Imagine sending a formal invitation to a party, but when the guest arrives the door says "No entry". You wasted everyone's time. The guest (Google) showed up, spent time getting there, then had to turn around.
The real-world pattern that causes this: a developer adds noindex to a staging or draft page
to keep it out of search results, but forgets to remove it from the auto-generated sitemap.
Or: a CMS generates the sitemap from all published pages, including ones that marketing tagged as noindex.
Three pages exist and return 200 OK, but each has
<meta name="robots" content="noindex"> in the HTML head.
All three are listed in sitemap-noindex.xml.

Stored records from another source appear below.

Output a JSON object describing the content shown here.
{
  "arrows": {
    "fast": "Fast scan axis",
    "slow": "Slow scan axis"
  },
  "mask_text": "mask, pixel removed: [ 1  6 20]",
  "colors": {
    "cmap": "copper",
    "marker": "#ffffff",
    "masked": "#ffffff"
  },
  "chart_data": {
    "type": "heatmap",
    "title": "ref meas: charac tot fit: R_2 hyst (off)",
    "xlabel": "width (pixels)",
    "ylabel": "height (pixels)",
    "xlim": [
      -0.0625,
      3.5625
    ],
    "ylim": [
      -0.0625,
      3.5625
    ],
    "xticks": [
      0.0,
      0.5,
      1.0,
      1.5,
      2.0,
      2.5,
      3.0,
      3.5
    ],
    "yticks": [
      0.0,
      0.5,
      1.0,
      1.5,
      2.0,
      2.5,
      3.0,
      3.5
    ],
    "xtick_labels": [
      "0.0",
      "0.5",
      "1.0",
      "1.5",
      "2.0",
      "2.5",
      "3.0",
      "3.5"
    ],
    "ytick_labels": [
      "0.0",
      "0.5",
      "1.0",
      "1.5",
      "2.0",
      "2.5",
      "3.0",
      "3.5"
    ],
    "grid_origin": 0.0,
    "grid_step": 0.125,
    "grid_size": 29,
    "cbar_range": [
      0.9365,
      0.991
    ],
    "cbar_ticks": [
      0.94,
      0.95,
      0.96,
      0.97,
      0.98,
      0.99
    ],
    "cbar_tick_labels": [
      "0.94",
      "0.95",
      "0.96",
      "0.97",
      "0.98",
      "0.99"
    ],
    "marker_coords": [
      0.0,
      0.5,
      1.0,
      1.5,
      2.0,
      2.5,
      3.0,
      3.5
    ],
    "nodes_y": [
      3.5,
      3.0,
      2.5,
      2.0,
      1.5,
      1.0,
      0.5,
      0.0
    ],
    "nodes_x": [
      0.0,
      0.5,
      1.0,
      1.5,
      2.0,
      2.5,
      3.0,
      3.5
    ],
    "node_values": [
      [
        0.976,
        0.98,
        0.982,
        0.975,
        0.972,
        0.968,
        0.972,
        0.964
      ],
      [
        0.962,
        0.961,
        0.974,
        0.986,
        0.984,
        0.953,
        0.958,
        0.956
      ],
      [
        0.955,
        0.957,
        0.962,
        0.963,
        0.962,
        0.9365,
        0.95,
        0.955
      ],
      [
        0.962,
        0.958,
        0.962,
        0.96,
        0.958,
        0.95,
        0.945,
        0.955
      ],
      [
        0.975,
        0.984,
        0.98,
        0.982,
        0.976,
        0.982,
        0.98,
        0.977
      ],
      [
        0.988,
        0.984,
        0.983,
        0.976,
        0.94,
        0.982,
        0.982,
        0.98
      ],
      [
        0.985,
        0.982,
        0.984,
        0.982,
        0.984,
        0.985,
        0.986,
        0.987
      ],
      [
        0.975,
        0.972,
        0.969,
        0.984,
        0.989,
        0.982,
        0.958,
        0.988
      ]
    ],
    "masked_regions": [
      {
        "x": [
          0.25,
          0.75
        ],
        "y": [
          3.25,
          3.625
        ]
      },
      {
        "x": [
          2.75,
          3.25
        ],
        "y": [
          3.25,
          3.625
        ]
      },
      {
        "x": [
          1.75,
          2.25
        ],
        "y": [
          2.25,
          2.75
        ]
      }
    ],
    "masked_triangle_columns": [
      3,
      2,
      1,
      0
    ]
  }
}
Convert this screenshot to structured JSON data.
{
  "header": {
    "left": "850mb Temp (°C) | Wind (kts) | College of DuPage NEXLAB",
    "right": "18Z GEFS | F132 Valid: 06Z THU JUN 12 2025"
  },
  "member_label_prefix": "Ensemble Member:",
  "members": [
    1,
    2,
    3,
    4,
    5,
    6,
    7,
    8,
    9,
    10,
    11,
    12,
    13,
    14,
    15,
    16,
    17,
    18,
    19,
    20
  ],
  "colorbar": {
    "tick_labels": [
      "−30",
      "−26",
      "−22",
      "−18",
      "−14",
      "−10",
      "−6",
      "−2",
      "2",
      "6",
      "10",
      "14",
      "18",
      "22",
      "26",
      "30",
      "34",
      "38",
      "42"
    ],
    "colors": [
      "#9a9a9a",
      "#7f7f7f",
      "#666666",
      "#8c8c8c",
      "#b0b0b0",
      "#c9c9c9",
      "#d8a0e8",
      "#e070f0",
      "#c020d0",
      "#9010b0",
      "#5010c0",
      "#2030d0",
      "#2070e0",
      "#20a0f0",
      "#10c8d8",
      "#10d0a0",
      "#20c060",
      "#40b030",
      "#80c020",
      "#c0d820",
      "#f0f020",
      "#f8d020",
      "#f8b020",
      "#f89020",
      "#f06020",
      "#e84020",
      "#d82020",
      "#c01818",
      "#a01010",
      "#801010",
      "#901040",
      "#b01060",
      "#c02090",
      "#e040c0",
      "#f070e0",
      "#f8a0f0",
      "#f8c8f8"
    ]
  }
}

<!-- sitemap-noindex.xml — tells Google to visit these pages --> <url><loc>https://robots-txt-lab.pages.dev/</loc></url> ← ✅ indexable <url><loc>https://robots-txt-lab.pages.dev/staging-page</loc></url> ← ❌ noindex <url><loc>https://robots-txt-lab.pages.dev/admin-preview</loc></url> ← ❌ noindex <url><loc>https://robots-txt-lab.pages.dev/draft-post</loc></url> ← ❌ noindex <!-- Each noindex page has this in its <head> --> <meta name="robots" content="noindex, nofollow"> ← contradicts being in sitemap
Two valid options — pick one per page:
<!-- Option A: Remove the noindex tag (make the page indexable) --> <meta name="robots" content="index, follow"> ← or just remove the meta tag entirely <!-- Option B: Remove the URL from the sitemap (keep noindex, stop wasting crawl budget) --> <!-- simply delete the <url> entry from sitemap.xml --> <!-- Never do both at the same time in opposite directions -->
| Channel | Impact |
|---|---|
| SEO | Contradictory signal confuses Google. Crawl budget is spent on pages that will never rank. Google's trust in the sitemap degrades over time. |
| AEO (AI Engines) | Once noindex is honoured, those pages are invisible to AI Overviews and AI-generated answers — even if listed in the sitemap. |
| GEO | Same as AEO — noindex pages are excluded from generative engine content regardless of sitemap presence. |
Step 1 — Generate the large sitemap (run once, output is gitignored):
cd examples/robots-txt-lab node generate-sitemap.js # Output: # ✅ Generated: sitemap.xml # URLs : 50,001 (Google limit: 50,000) # Size : ~2.50 MB
Step 2 — Deploy to Cloudflare Pages (drag-and-drop or CLI):
# Option A — drag and drop (no account setup needed) # 1. Go to pages.cloudflare.com # 2. Create a project → Upload assets # 3. Drag the robots-txt-lab/ folder → Deploy # Option B — CLI npx wrangler pages deploy . --project-name robots-txt-lab
Step 3 — Verify the issues are present:
# Verify robots.txt errors — paste URL into:
# https://www.google.com/webmasters/tools/robots-testing-tool
# or: https://technicalseo.com/tools/robots-txt/
# Verify sitemap size — run after generating:
node -e "const f=require('fs').statSync('sitemap.xml'); console.log('URLs:', require('fs').readFileSync('sitemap.xml','utf8').match(/<url>/g).length, '| Size:', (f.size/1024/1024).toFixed(2)+'MB')"
# Or count manually:
grep -c "<url>" sitemap.xml
# → should print 50001
# Submit to Google Search Console:
# https://search.google.com/search-console → Sitemaps → add /sitemap.xml
# GSC will show: "Your Sitemap appears to be an HTML page"
# or flag the URL count in the coverage report.